Architecting an Environment to Share and Collaborate with Jupyter Notebooks

Jupyter Notebooks are very useful for developing (and sharing) data analytics. In addition, its flexibility allows it to be used for much more than that – teaching materials, self-learning programming languages, and (re)publication of academic papers and ebooks are other interesting uses.
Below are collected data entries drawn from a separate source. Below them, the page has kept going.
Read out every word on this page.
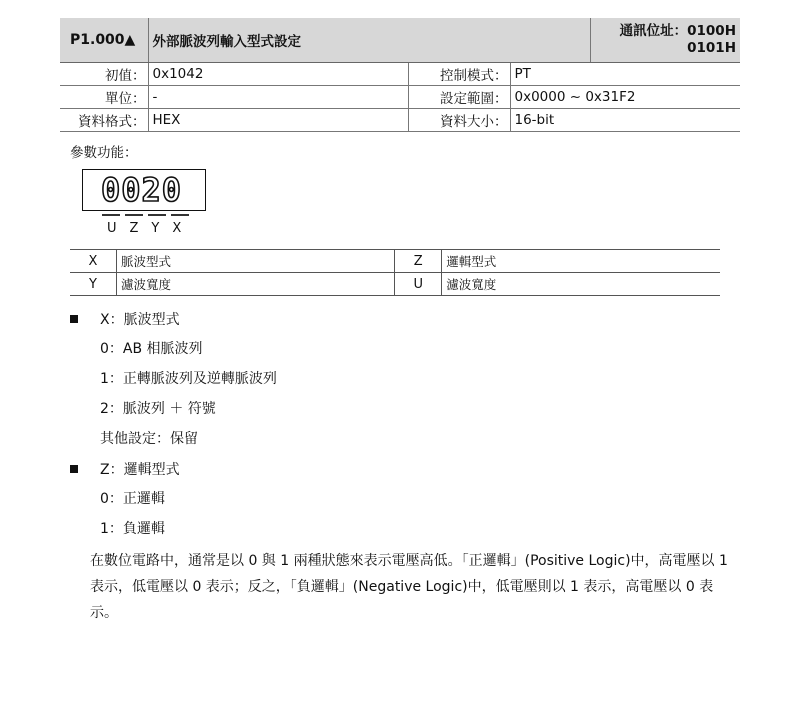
P1.000▲	外部脈波列輸入型式設定			通訊位址：0100H
0101H

初值：	0x1042	控制模式：	PT	
單位：	-	設定範圍：	0x0000 ~ 0x31F2	
資料格式：	HEX	資料大小：	16-bit	
參數功能：
0020
U Z Y X
X	脈波型式	Z	邏輯型式
Y	濾波寬度	U	濾波寬度
X：脈波型式
0：AB 相脈波列
1：正轉脈波列及逆轉脈波列
2：脈波列 ＋ 符號
其他設定：保留
Z：邏輯型式
0：正邏輯
1：負邏輯
在數位電路中，通常是以 0 與 1 兩種狀態來表示電壓高低。「正邏輯」(Positive Logic)中，高電壓以 1 表示，低電壓以 0 表示；反之，「負邏輯」(Negative Logic)中，低電壓則以 1 表示，高電壓以 0 表示。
A while back, I helped architect and implement a collaborative environment that allowed data scientists to collaborate using Jupyter Notebooks. I would like to take this post to share the thought process behind the solution, as well as other factors that were taken into consideration.

Prerequisites

  • You should have basic understanding of a Jupyter Notebook
  • Bonus: Hands on experience with Jupyter Notebook
  • Bonus: You know how Jupyter Notebooks are stored on disk (answer: its a JSON file)
  • Pro tip: Head on to the official site (http://jupyter.org/) to find out more

Assumptions

  • This is not a “how to” post on setting up Jupyter Notebook
  • It is thought process on how I reached the final architecture
  • It will not cover Jupyter Notebook best practices – check out svds.com blog for a good post about it

Background

It helps to think of Jupyter Notebook as four logical components:

  1. Viewer – A web browser used to view/interact with Jupyter Notebooks
  2. Jupyter Notebook Application – Serves out notebooks, fronted by a web server
  3. Python Kernel – Enables code to be executed within the notebooks
  4. Data Storage – Medium used to store Jupyter Notebooks

Thought Process

Step 1: Just the Viewer

Maybe it is your first time reading about Jupyter Notebooks, and you would like to see what the hype is about. So you navigate to a notebook viewer application on the web (such as https://nbviewer.jupyter.org/) to take a look.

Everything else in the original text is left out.